Cartola,35 anos após!

Hoje, 30 de novembro, faz 35 anos da morte de Angenor de Oliveira, o Cartola, um dos fundadores e autor do nome e das cores da Mangueira, a escola-de-samba símbolo. Transcrevo, sem licença do autor, a crônica do poeta Guido Heleno (as fotos, colhi-as na Internet).

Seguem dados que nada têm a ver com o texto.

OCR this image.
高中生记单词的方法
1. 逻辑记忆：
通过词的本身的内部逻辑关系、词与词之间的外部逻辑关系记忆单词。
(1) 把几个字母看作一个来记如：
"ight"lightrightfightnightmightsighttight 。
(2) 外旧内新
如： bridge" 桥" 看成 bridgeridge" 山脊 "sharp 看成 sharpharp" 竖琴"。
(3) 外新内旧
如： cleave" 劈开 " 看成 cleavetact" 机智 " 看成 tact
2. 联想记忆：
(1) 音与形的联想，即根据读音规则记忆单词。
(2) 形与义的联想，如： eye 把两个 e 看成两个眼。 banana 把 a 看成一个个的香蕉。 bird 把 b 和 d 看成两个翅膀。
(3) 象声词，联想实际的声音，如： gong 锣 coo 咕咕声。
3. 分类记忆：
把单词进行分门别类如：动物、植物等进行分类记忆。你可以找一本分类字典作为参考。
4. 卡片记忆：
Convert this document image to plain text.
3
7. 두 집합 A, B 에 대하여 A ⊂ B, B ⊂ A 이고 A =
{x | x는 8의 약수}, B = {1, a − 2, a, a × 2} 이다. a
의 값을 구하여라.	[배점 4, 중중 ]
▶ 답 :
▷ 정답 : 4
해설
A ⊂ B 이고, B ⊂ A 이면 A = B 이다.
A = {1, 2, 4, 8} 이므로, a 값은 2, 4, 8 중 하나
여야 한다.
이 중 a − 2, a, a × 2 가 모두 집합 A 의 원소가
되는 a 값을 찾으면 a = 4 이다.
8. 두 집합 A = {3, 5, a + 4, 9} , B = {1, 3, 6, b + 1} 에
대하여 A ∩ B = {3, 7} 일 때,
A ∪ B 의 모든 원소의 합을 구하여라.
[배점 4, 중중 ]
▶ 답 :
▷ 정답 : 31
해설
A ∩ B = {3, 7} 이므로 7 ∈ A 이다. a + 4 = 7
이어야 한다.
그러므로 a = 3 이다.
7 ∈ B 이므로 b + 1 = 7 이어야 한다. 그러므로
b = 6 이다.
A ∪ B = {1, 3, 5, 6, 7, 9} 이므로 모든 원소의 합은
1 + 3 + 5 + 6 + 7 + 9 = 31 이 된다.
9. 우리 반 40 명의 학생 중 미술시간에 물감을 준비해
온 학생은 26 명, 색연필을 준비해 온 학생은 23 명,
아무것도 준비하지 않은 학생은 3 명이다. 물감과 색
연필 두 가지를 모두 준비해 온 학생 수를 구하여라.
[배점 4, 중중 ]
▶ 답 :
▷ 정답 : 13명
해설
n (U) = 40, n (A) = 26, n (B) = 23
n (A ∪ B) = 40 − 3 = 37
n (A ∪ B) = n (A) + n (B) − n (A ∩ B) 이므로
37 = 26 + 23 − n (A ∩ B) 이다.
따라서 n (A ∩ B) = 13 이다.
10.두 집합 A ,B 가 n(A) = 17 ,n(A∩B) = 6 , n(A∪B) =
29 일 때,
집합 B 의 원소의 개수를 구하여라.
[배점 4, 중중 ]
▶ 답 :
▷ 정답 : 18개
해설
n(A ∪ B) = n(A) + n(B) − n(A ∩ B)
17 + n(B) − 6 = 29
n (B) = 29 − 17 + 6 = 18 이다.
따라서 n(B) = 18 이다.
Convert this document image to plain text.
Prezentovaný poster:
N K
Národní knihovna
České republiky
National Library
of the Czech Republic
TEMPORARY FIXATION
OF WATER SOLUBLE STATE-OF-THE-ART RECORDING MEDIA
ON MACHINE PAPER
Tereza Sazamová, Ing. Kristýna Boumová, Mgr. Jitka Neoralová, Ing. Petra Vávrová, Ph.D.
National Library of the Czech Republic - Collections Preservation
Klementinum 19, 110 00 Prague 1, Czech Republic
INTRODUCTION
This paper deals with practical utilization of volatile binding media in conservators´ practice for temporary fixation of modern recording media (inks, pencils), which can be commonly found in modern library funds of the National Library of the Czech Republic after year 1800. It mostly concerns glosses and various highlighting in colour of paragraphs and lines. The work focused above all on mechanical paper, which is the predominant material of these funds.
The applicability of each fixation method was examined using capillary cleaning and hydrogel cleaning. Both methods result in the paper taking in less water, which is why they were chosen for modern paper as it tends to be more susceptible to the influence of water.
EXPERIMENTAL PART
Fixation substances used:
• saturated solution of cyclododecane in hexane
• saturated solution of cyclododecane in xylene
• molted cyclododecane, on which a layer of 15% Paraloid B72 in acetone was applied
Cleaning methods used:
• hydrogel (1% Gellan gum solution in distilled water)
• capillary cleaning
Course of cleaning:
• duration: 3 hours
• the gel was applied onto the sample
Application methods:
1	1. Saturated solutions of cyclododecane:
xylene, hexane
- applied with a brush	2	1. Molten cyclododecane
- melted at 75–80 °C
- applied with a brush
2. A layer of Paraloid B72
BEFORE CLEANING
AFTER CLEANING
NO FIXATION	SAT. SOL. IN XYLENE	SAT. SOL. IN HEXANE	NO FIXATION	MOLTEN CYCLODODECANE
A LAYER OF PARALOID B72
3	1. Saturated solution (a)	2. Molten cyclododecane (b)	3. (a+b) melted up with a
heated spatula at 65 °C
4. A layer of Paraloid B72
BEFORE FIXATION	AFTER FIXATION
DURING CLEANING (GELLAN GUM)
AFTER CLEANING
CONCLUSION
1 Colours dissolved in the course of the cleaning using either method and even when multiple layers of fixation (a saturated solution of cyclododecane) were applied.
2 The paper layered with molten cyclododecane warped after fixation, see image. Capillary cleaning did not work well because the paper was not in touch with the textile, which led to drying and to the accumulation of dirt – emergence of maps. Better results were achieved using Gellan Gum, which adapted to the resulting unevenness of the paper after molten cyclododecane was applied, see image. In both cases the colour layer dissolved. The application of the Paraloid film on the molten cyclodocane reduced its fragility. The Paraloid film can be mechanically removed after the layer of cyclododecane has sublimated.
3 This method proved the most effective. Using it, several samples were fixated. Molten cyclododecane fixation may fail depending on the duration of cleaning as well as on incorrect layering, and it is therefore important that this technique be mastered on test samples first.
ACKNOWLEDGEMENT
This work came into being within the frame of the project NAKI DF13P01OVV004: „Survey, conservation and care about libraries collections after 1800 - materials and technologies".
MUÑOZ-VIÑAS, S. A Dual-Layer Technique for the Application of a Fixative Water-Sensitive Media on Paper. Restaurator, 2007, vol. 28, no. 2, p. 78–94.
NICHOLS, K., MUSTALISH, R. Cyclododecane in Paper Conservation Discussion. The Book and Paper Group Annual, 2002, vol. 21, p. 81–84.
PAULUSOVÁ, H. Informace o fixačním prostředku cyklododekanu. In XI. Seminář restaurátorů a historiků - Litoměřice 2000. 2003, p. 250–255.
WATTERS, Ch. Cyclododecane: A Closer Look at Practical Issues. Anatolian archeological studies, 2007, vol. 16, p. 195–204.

E o bumbo bate por Cartola

Cartola mesmo disse que quem gosta de homenagem póstuma é estátua e que ele queria continuar vivo, brigando pela nossa música. Essa declaração foi registrada em matéria da Revista Manchete de 1977, três anos antes da morte desse que foi um de nossos maiores compositores. Amanhã, 30 de novembro, faz 35 anos que Cartola se foi. Sei que sobre ele fizeram filme, especiais de televisão e publicaram-se reportagens em jornais e revistas. Mas sei também que, apesar da grandeza de sua música, Cartola vai deixando de ser comentado, mencionado. Mas como ele mesmo manifestou, quem gosta de homenagem póstuma é estátua. O melhor é que a música de Cartola continua viva e forte.
Esta frase de Cartola ganha uma força maior quando se sabe que, fazendo música desde rapazinho, só aos 65 anos conseguiu gravar seu primeiro LP. E foram quatro ao todo. Mas seu nome como autor de belas músicas já estava registrado em gravações de Mario Reis, Francisco Alves, Carmem Miranda, Clementina de Jesus, Araci de Almeida, Isaura Garcia, Eliseth Cardoso, Clara Nunes, Nelson Gonçalves e tantos outros. E como Cartola foi importante para o sucesso de tantos. Paulinho da Viola, até então um bancário de nome Paulo César Batista de Faria, lançou-se na vida artística no Zicartola, onde ganhou seu primeiro cachê, além do nome artístico que o consagrou. O nome do restaurante Zicartola era uma fusão do apelido e nome artístico do compositor com o da sua mulher, Dona Zica.
Vejo Cartola também como um grande batalhador. Se compositor e cantor não o sustentava, ia à luta. Trabalhou de pedreiro, tipógrafo e em posto de gasolina. Mesmo já com mais de 50, lavou carros e chegou a trabalhar na portaria de um edifício em Ipanema. Como empreendedor, foi um sucesso em termos artísticos, já que o Zicartola, enquanto durou, foi palco de animadas reuniões de sambistas e pessoal da nascente Bossa Nova, como Nara Leão, Carlos Lira etc. Mesmo sendo Dona Zica uma cozinheira de mão cheia, o casal saiu de mãos vazias. O Zicartola passava por sérios problemas administrativos e tiveram que transferir o restaurante para Jackson do Pandeiro. Mas a vida continuou.
Só nos últimos sete anos de vida Angenor de Oliveira – ela acreditava que o nome dele fosse Agenor, mas ao se casar viu que em seu registro de nascimento haviam colocado um “n” indevido – o Cartola, vivenciou um pouco de fama e sentiu o gosto do sucesso. Até comprou um carro. Um dos fundadores da Estação Primeira de Mangueira, o que escolheu o nome e sugeriu as cores verde e rosa, comprou uma casa em Jacarepaguá. Precisa de sossego, de um pouco mais de tranquilidade para seus últimos dias. E continuou fazendo shows, compondo. Esmorecimento não fazia parte de seu dicionário.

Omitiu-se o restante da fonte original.